Atakujący reprezentacji Rosji i Zenita Kazań Maksim Michajłow przyznaje, że chciałby, aby spotkanie rewanżowe z Halkbankiem Ankara doszło do skutku. Zapewnia jednak, że zespół nie zamierza podejmować zbędnego ryzyka.

- Halkbank ma dobrą infrastrukturę, silny zespół i bardzo żywiołowych kibiców, którzy kochają siatkówkę. Pokonaliśmy ich u siebie grając najlepszy mecz w sezonie. Myślę, że rewanż byłby trudnym zadaniem, ale nasz zespół tego potrzebuje. W Kazaniu panuje spokój, nie ma ataków terrorystycznych, demonstracji i zamachów jak w Turcji. Takie sytuacje nigdy nie miały tutaj miejsca. Jeżeli wylot do Ankary będzie wiązał się z jakimkolwiek ryzykiem, mocno się nad nim zastanowimy - przyznał Maksim Michajłow na łamach rosyjskich mediów.

Jedna z propozycji działaczy zza wschodniej granicy wystosowana do Europejskiej Konfederacji Siatkówki, mówi o rozegraniu spotkań z udziałem ekip z Rosji i Turcji na terenie neutralnym. Miałoby to stanowić wyjście z kłopotliwej sytuacji, która powstała po tym, jak Biełogorie Biełgorod i Dynamo Moskwa odmówiły wylotu nad Bosfor tłumacząc to względami bezpieczeństwa i zaleceniami ze strony instytucji rządowych.
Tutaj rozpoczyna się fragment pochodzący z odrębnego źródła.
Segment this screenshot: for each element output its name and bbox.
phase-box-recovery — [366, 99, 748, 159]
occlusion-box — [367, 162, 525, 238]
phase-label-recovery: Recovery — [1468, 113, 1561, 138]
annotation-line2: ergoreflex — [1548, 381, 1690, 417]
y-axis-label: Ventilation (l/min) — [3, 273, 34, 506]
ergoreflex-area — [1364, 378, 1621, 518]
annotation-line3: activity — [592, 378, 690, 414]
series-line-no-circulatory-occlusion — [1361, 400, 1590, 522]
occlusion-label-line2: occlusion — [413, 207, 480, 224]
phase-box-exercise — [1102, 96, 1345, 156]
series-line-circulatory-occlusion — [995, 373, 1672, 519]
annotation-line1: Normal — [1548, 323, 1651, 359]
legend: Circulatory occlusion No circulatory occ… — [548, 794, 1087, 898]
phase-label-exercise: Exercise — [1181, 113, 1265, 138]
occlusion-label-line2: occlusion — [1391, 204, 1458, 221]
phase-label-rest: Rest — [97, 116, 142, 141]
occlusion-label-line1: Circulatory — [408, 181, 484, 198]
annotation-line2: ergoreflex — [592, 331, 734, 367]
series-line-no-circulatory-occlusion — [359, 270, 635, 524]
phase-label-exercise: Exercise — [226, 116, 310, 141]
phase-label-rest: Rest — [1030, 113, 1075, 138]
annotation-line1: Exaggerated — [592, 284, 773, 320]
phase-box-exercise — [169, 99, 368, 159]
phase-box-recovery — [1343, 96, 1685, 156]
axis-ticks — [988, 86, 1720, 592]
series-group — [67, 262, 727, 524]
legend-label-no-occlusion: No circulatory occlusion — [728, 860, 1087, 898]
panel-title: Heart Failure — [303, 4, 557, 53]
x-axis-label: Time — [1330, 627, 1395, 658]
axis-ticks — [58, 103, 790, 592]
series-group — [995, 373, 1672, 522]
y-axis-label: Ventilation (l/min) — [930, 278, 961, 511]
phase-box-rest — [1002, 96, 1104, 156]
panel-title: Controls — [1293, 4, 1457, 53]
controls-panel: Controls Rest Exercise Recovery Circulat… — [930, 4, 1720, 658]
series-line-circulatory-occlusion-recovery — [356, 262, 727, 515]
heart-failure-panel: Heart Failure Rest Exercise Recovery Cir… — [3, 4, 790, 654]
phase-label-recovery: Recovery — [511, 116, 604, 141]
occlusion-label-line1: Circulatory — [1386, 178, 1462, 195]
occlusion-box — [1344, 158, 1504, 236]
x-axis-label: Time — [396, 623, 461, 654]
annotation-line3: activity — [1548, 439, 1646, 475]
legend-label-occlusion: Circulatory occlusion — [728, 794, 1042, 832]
Doświadczony atakujący uważa, że takie rozwiązanie nie jest idealne, ale w obecnej sytuacji wydaje się być jedynym wyjściem. - Można rozegrać dwa spotkania w ciągu trzech dni na terenie neutralnym. Ta opcja nie jest najlepsza, ale w obecnych okolicznościach chyba najbardziej rozsądna - przyznał siatkarz Zenita Kazań.

Z podobnym problemem jak zespoły klubowe, niebawem zmierzyć się będzie musiała żeńska reprezentacja. W tym wypadku stawka będzie jednak zdecydowanie wyższa. Odmowa udziału w turnieju nie wchodzi więc w grę. - Zespół musi polecieć do Turcji, nie ma wyjścia. W przeciwnym razie nasza drużyna narodowa straci szansę gry na igrzyskach olimpijskich, a to byłaby sytuacja nie do przyjęcia. Być może jednak uda się przenieść turniej i mecze drużyn klubowych - powiedział doświadczony siatkarz.